Tokenizer and Sentence Boundary Detector Service
From WebLichtWiki
This tutorial presents a workflow for creating a webservice for TCF processing. It shows a basic tokenizer and sentence boundaries detector service. The service processes POST requests containing TCF data with a text layer. It uses the text from the text layer to produce token and sentence annotations.
This web-service imitates the case when its processing tool object is not expensive to create and it does not consume a lot of memory. In such a case the best way is to create the tool object with each client POST request, as shown in the service implementation.
This web-service also demonstrates two ways of returning the TCF output in HTTP response: as a streaming output and as an array of bytes. Both ways have their advantages and disadvantages. In case of returning bytes array the implementation is simpler, but the whole output TCF is hold in memory at once, so in case the TCF output is big, the server might run out of memory. In case of returning streaming output the implementation is slightly more complicated, but TCF output is streamed and only a part of the output is hold in memory at a time. This makes it possible to handle TCF output of bigger size.
Contents |
Prerequisites
The tutorial assumes you have the following software installed:
- NetBeans IDE 7.2.1
- wget or curl command line tool (optional)
Importing a Maven Archetype
In NetBeans IDE, go to the list of Maven Repositories under the Services tab:
Right-click on "Maven Repositories" and select "Add Repository" option. Fill in the following information in the "Add Repository" window:
- Repository ID: clarin
- Repository Name: Clarin Repo
- Repository URL: http://catalog.clarin.eu/ds/nexus/content/repositories/Clarin/
Finish by pressing "Add"
In "Maven Repository Browser window expand the "Clarin Repo" you've just added. You'll see a list of available artifacts.

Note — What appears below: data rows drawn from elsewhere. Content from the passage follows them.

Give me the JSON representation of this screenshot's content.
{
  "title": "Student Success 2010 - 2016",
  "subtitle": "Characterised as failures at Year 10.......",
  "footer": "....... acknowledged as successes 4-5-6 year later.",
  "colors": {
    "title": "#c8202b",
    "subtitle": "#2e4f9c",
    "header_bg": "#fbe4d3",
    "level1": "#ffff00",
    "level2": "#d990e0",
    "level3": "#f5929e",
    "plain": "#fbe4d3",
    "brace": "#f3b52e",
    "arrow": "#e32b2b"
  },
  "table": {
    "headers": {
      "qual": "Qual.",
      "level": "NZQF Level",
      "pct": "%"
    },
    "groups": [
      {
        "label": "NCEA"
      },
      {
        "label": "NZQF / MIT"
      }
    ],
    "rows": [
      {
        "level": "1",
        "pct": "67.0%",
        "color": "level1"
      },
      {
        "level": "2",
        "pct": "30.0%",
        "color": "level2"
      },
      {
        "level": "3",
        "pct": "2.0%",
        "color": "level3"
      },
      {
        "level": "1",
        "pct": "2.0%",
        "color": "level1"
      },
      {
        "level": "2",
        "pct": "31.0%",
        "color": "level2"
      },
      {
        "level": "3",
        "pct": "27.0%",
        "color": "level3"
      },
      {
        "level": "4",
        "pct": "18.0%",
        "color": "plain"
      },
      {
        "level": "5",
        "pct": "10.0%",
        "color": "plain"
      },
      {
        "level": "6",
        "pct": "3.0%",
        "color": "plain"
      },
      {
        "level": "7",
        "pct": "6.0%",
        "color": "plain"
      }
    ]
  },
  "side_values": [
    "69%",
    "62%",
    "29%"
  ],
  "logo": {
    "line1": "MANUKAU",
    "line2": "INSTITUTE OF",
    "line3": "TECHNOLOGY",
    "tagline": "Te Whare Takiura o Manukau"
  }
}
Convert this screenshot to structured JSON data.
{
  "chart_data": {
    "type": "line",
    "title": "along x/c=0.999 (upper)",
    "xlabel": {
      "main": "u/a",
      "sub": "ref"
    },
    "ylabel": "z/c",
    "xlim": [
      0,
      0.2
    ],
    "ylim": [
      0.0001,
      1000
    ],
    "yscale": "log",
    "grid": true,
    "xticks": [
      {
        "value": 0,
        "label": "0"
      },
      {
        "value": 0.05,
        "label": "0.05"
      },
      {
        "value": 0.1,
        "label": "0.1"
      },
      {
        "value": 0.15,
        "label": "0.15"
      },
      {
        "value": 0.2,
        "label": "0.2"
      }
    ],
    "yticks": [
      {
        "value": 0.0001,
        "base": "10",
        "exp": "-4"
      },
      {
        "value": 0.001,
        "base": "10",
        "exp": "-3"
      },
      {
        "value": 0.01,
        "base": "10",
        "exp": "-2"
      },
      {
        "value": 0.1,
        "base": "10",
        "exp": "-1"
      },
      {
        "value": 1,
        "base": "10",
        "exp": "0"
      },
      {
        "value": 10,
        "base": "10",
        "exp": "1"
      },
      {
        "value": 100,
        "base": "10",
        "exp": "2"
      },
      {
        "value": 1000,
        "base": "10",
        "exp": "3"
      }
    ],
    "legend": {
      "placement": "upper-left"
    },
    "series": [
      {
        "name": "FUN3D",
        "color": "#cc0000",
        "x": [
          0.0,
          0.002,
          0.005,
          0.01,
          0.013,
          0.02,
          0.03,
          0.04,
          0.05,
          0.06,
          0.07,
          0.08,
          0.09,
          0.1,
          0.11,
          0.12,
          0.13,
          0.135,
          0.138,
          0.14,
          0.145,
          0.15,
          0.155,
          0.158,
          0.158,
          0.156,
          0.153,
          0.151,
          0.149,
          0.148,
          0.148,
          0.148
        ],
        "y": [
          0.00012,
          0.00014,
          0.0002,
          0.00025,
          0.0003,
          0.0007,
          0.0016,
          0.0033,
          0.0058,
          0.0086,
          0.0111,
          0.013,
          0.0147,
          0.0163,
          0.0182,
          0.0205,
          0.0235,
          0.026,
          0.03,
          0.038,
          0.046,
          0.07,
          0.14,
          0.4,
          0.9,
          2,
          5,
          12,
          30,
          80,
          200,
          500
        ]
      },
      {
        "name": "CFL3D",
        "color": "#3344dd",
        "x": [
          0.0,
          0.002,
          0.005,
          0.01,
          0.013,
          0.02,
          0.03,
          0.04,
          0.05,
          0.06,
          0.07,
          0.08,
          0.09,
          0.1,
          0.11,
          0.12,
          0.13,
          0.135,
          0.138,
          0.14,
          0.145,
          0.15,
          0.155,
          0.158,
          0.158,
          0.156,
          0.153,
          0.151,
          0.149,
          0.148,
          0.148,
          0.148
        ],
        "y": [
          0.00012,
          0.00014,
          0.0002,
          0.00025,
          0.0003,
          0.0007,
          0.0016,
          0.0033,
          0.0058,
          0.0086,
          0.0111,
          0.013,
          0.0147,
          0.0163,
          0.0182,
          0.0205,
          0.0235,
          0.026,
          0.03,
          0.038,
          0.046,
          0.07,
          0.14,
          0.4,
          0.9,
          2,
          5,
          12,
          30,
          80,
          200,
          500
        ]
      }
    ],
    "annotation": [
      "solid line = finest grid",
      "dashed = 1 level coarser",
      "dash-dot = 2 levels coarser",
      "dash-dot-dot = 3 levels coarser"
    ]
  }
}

Find a group named "eu.clarin.weblicht". In this group there is an artifact called "weblicht-webservice-archetype". Download this artifact by right clicking its most recent version number and selecting "Download" in the menu.
Creating a Project from an Archetype
Once the archetype has been downloaded, we can start using it at once. Press the "New Project" button in the menu bar and select: Maven -> Project From Archetype
In the next screen expand the "Archetypes from Local Repository" branch and then select "WebLicht Webservice Archetype"
Provide a name for your project, a directory to store it in as you would normally do with any NetBeans project. In addition you have a possibility to provide a group name for your maven artifact and a package name you would like to use.
That's it! You have just created a WebLicht webservice.
Testing Webservices
The most straightforward way to test a webesrvice is to use wget command line tool:
wget --post-file=input.xml --header='Content-Type: text/tcf+xml' http://localhost:8080/myfirstwebservice/mytool
Make sure you actually have a file named "input.xml" in the current directory. This file is located under "Web Pages" in your project, just copy it to your current directory.
What's next?
Of course you would probably like to customize the provided code. Let's take a look at the files we have in the project:
- MyService.java - is the application definition, use it to define the path to your application and/or add more resources.
- MyResource.java - is the definition of a resource, in case more resources are required you can use it as a template for any further resources. (Don't forget to add them to the MyService.java)
- MyTool.java - is the place where an actual implementation of a tool resides. In this template a simple tokenizer implementation is provided.